I hadn't thought of those as subscriptions but I just use cheap VPS instead of a VPN vendor. Also I wouldn't use Protonmail especially since the recent incident where they (temporarily) booted some journalist email accounts. But I'm happy with fastmail, which tbh is on the expensive side.

I also have a cheap MVNO cell phone plan and I guess that is worth it since I do use the phone. My home internet is definitely not worth it though, and I should get rid of it.

[–] Truscape@lemmy.blahaj.zone 6 points 1 week ago (1 children)

I consider anything with a reoccurring payment as a subscription, even if it's technically just upkeep for a provider you use (domain renewal might be another example).

I haven't tried fastmail, although I haven't heard anything bad about it. How does it compare to proton?

[–] solrize@lemmy.ml 2 points 1 week ago (1 children)

Is my apartment rent a subscription? It dilutes the word enough that the question stops meaning anything.

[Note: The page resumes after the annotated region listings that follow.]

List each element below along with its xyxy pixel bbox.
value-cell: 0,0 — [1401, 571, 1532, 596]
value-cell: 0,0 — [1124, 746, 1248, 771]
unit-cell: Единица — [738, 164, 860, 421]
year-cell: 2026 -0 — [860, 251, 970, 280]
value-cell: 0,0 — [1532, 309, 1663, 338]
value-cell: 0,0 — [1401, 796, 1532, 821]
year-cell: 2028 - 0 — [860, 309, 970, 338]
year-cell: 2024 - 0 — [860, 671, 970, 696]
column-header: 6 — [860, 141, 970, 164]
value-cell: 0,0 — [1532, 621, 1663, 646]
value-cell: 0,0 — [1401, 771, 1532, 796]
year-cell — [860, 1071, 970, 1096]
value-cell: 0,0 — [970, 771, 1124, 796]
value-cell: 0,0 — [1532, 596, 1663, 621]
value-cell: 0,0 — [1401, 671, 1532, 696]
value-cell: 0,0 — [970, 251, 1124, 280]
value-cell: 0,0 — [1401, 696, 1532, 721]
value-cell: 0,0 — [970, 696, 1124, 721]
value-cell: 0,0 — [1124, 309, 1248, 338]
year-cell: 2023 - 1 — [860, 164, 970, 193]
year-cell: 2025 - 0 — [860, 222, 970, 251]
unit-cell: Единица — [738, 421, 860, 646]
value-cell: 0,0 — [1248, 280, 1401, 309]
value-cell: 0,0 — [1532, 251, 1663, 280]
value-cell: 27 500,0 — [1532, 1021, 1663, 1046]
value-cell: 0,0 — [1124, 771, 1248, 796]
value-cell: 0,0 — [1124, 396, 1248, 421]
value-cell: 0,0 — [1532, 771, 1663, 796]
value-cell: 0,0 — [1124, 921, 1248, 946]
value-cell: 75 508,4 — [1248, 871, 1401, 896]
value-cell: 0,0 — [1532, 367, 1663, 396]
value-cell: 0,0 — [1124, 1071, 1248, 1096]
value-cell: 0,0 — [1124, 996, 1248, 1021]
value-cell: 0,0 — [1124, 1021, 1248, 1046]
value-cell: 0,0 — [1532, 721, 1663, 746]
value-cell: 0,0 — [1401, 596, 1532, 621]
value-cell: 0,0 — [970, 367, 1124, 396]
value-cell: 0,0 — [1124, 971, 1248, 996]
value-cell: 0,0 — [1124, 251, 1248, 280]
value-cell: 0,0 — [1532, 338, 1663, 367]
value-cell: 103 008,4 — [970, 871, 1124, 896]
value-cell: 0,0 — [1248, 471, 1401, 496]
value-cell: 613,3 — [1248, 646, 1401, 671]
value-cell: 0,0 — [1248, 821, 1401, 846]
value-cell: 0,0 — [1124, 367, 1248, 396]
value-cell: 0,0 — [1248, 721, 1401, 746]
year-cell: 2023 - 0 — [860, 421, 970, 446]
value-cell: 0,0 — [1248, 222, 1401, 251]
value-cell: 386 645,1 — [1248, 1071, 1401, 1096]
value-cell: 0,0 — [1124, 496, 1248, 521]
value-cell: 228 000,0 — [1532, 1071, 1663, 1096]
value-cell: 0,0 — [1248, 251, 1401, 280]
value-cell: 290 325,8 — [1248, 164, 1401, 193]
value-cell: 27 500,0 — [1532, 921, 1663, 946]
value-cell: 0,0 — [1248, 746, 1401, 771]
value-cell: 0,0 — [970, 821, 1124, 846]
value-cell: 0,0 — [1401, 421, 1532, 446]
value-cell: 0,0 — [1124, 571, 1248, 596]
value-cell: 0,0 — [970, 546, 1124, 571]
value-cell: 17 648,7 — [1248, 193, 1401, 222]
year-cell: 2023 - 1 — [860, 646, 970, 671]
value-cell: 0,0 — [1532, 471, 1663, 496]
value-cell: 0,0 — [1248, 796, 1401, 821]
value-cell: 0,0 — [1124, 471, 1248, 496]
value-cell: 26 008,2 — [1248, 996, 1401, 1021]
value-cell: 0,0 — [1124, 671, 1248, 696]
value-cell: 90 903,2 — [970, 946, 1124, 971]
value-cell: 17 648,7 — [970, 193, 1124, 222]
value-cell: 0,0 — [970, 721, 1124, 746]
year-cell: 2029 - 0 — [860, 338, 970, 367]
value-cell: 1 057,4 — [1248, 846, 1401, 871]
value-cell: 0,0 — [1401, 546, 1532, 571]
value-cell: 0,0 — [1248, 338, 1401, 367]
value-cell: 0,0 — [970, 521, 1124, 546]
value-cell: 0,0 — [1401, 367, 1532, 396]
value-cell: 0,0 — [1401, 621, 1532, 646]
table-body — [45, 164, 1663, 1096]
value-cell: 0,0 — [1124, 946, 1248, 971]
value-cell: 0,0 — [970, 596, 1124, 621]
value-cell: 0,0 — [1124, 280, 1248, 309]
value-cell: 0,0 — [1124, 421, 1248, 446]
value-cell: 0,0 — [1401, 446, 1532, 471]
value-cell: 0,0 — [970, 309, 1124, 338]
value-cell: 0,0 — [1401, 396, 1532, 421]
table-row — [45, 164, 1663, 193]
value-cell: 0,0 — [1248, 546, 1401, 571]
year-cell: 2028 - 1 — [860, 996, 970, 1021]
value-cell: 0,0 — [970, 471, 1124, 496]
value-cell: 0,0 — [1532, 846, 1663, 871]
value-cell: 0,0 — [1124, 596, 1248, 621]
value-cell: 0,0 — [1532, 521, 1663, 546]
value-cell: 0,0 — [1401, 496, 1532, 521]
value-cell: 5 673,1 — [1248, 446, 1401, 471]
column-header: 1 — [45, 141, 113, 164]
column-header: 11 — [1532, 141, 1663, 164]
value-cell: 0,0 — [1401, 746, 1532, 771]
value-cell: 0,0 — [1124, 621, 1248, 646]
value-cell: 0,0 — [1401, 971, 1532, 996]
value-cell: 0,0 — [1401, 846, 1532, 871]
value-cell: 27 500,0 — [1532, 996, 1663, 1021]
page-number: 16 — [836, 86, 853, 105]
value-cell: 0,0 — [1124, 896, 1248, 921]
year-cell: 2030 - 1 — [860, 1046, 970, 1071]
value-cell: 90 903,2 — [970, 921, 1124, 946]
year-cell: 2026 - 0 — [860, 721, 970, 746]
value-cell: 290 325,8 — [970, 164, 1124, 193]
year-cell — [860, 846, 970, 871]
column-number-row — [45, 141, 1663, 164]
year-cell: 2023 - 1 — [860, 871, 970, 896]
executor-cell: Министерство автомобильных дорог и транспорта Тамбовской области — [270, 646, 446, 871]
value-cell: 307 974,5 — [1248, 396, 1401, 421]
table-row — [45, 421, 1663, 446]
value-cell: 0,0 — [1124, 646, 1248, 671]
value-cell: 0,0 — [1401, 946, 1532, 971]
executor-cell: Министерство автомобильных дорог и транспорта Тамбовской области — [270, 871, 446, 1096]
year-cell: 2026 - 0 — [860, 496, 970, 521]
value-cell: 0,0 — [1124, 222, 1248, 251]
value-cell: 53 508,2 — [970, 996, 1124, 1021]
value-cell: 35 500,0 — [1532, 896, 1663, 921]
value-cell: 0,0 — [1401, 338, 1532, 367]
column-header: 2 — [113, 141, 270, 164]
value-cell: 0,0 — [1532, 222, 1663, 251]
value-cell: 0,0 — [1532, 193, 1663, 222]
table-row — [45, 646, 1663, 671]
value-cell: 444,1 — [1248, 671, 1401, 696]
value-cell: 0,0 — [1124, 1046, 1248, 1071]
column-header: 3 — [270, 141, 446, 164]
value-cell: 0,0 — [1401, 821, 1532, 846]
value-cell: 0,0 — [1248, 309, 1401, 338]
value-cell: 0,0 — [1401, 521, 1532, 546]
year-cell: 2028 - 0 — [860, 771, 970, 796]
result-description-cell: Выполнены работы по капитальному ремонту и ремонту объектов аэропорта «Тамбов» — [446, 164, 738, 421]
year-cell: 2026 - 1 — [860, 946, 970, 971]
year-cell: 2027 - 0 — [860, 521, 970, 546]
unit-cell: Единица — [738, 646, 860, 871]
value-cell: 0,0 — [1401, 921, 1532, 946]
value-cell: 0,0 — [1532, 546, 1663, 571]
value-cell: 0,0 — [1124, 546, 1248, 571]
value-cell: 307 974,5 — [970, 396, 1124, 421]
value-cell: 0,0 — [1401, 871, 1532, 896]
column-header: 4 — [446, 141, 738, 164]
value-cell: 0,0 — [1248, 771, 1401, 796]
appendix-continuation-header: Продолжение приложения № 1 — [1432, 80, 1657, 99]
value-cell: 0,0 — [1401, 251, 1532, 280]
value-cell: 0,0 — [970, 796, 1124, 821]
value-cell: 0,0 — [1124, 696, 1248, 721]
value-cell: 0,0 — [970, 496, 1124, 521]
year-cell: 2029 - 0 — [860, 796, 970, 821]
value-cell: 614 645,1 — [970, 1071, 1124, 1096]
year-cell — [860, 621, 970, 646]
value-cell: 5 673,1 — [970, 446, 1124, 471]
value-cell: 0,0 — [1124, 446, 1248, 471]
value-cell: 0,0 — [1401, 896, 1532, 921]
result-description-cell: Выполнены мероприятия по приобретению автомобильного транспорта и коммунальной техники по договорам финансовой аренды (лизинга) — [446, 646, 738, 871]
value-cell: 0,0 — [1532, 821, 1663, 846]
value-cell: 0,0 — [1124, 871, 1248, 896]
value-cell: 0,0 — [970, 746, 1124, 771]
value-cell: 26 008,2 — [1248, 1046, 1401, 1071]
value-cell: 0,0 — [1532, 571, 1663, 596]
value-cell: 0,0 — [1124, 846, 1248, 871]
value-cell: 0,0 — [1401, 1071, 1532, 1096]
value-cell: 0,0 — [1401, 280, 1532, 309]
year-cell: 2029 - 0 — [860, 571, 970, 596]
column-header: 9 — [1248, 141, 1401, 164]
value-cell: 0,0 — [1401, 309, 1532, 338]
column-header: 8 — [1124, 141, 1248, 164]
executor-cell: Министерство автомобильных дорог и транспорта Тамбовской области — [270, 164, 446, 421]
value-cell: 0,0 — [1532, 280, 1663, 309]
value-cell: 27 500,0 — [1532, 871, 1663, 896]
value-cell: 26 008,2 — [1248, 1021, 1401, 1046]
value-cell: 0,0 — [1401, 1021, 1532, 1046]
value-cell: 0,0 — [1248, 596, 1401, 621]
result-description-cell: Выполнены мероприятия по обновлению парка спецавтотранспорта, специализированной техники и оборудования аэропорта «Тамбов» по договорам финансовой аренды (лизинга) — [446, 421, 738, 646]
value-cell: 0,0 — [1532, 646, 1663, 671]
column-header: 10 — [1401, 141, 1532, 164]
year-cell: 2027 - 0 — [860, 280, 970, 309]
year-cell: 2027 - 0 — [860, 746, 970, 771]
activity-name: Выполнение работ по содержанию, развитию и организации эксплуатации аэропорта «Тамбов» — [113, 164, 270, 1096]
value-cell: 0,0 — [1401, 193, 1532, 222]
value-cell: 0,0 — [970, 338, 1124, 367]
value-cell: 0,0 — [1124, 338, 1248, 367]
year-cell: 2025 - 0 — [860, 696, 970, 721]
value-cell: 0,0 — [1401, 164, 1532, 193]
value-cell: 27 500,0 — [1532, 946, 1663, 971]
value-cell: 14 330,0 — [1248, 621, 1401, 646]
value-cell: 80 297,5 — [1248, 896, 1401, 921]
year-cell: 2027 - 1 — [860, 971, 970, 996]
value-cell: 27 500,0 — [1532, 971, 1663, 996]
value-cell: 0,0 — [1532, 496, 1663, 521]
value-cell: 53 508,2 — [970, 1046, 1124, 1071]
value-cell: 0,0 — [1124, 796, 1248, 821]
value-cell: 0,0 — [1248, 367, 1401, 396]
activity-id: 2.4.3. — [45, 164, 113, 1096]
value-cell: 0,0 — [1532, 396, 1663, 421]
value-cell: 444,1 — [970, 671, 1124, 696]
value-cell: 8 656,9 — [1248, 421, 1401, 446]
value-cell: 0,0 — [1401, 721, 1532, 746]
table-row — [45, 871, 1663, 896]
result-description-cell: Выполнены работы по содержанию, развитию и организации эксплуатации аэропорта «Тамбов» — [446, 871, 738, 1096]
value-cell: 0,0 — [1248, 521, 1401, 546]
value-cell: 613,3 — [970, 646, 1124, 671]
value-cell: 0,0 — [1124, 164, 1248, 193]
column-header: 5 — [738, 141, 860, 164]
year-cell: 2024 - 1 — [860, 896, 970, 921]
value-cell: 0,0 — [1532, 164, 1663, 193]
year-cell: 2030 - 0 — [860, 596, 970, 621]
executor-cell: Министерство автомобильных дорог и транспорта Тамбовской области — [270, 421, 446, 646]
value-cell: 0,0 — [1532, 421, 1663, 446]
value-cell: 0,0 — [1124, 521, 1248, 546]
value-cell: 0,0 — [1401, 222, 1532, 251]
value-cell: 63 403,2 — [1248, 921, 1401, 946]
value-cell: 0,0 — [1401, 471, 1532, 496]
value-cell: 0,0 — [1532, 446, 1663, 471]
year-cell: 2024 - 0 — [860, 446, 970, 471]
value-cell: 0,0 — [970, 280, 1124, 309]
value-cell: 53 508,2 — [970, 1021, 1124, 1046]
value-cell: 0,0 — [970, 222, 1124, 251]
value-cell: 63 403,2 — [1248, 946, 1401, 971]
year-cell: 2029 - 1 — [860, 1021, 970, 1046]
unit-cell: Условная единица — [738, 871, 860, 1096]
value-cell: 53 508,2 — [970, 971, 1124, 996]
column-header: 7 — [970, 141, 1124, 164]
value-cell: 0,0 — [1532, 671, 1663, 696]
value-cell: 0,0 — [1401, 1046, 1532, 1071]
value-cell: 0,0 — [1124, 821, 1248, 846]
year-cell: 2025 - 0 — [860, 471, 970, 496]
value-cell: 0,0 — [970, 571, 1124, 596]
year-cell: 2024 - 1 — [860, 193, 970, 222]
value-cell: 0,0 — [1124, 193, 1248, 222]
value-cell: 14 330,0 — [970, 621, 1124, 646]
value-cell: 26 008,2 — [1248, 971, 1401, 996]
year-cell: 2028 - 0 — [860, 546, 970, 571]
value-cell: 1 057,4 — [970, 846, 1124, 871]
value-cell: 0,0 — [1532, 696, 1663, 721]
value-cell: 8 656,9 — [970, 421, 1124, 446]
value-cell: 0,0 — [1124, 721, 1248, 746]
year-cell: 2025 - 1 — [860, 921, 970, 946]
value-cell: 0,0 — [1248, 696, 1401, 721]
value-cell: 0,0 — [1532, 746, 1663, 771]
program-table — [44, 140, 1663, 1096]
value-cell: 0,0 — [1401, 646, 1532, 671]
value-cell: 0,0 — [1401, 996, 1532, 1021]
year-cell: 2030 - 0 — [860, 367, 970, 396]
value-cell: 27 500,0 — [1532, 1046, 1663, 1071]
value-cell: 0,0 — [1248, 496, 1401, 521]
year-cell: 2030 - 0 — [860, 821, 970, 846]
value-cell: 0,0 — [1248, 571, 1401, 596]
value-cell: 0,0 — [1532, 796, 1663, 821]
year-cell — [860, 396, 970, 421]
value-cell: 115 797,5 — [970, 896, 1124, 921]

I've never used Proton so I can't directly compare it with Fastmail. I would say Proton used a lot of privacy hype in its marketing that didn't hold up in reality, though I can't say it was insincere when it started.

In a pure technical sense, Fastmail is not particularly extroardinary. They run mail servers with decent uptime, have a fancy webmail client with a calendar sort of like gmail, etc. I like that there are humans at the other end. I've emailed the devs with issues and gotten answered, support tickets for routine probs also get answered (not by engineers but still by humans), etc. So, I think it is worth it since I'm unwilling to use gmail/whatever and I'm not well enough organized to self-host something as critical as email. That said, I could probably survive using mxroute which is a lot cheaper.

[–] Truscape@lemmy.blahaj.zone 1 points 1 week ago (1 children)

I guess one way to narrow it down would be "reoccurring payments for digital services", since that is much clearer.

I guess that makes sense for what Fastmail's trying to achieve. Sounds like it could be a good option for others trying to migrate from "free" webmail providers that I'll recommend in the future! :)

Thanks for your quick reply btw.

[–] solrize@lemmy.ml 2 points 1 week ago* (last edited 1 week ago)

Well, maybe you're right, though I had thought of subscriptions (in the sense of magazine subscriptions) as being for products, rather than services. That is, you pay them and in return you get access to a pile of bits that they generate, but the bits you get (video streams or whatever) are the same as what everyone else gets (minor personalization doesn't count). So their business model is that they have a certain blob of data, and they sell access to it in dribs and drabs, and moreover, they charge you monthly whether you use it or not. Services like email are like paying someone else to mow your lawn, not the same.

I haven't generally found that to be worth it, though I'll occasionally make one-off purchases of data, such as books and CD's.